Introduction Chronic otitis media can cause multiple middle ear pathogeneses. The surgeon should be aware of relation between ossicular chain erosion and other destructions because of the possibility of complications.
Objective This study aimed to investigate the rates of ossicular erosion in cases of patients with and without facial nerve canal destruction, who had undergone mastoidectomy due to chronic otitis media with or without cholesteatoma.

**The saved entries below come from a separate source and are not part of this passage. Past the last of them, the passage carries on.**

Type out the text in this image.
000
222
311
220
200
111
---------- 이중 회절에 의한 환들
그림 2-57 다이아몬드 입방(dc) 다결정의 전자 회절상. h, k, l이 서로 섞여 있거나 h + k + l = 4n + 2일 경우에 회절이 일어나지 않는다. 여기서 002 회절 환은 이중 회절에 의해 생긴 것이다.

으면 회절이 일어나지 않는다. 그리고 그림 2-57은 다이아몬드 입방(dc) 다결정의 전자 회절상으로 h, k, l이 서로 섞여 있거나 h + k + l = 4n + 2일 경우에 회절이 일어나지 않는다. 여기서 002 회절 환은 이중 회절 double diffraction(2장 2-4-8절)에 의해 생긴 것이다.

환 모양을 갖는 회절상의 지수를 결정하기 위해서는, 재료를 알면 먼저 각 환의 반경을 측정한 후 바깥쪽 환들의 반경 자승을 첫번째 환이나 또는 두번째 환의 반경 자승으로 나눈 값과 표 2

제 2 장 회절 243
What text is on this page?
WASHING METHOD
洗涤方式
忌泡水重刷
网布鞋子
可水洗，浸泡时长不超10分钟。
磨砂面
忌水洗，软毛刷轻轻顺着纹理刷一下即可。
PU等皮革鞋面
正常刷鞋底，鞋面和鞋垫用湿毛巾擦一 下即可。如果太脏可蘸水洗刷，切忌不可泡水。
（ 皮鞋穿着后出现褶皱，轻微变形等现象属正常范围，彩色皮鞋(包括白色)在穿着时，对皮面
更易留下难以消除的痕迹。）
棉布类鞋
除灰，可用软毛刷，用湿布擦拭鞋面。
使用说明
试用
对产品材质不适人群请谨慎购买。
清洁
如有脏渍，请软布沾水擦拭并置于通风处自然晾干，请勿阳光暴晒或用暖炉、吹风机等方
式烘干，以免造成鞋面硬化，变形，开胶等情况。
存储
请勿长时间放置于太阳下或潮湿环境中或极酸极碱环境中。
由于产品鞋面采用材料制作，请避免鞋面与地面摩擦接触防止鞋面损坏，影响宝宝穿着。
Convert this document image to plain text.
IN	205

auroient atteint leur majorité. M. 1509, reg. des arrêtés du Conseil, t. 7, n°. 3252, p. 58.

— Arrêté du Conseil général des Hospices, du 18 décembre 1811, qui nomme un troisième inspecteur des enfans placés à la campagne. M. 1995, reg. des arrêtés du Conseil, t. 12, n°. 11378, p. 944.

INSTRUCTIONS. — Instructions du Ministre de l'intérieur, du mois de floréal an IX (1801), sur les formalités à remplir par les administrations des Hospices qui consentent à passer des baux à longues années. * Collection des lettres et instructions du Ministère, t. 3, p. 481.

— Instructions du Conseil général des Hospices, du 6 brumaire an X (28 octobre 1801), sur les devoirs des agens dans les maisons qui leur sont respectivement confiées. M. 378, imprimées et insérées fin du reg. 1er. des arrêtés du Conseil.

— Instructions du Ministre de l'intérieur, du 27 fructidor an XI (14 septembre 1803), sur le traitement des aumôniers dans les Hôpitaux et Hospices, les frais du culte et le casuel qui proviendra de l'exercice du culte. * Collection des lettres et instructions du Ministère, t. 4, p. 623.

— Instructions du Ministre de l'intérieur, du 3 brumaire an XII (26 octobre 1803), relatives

Methods We retrospectively analyzed three hundred twenty-seven patients who had undergone tympanomastoidectomy between April 2008 and February 2014. We documented the types of mastoidectomy (canal wall up, canal wall down, and radical mastoidectomy), erosion of the malleus, incus and stapes, and the destruction of facial and lateral semi-circular canal.
Results Out of the 327 patients, 147 were women (44.95%) and 180 were men (55.04%) with a mean age 50.8 ± 13 years (range 8-72 years). 245 of the 327 patients (75.22%) had been operated with the diagnosis of chronic otitis media with cholesteatoma. FNCD was present in 62 of the 327 patients (18.96%) and 49 of these 62 (79.03%) patients had chronic otitis media with cholesteatoma. The correlation between the presence of FNCD with LSCC destruction and stapes erosion in chronic otitis media with cholesteatoma is statistically significant (p < 0.05).
Conclusion Although incus is the most common of destructed ossicles in chronic otitis media, facial canal destruction is more closely related to stapes erosion.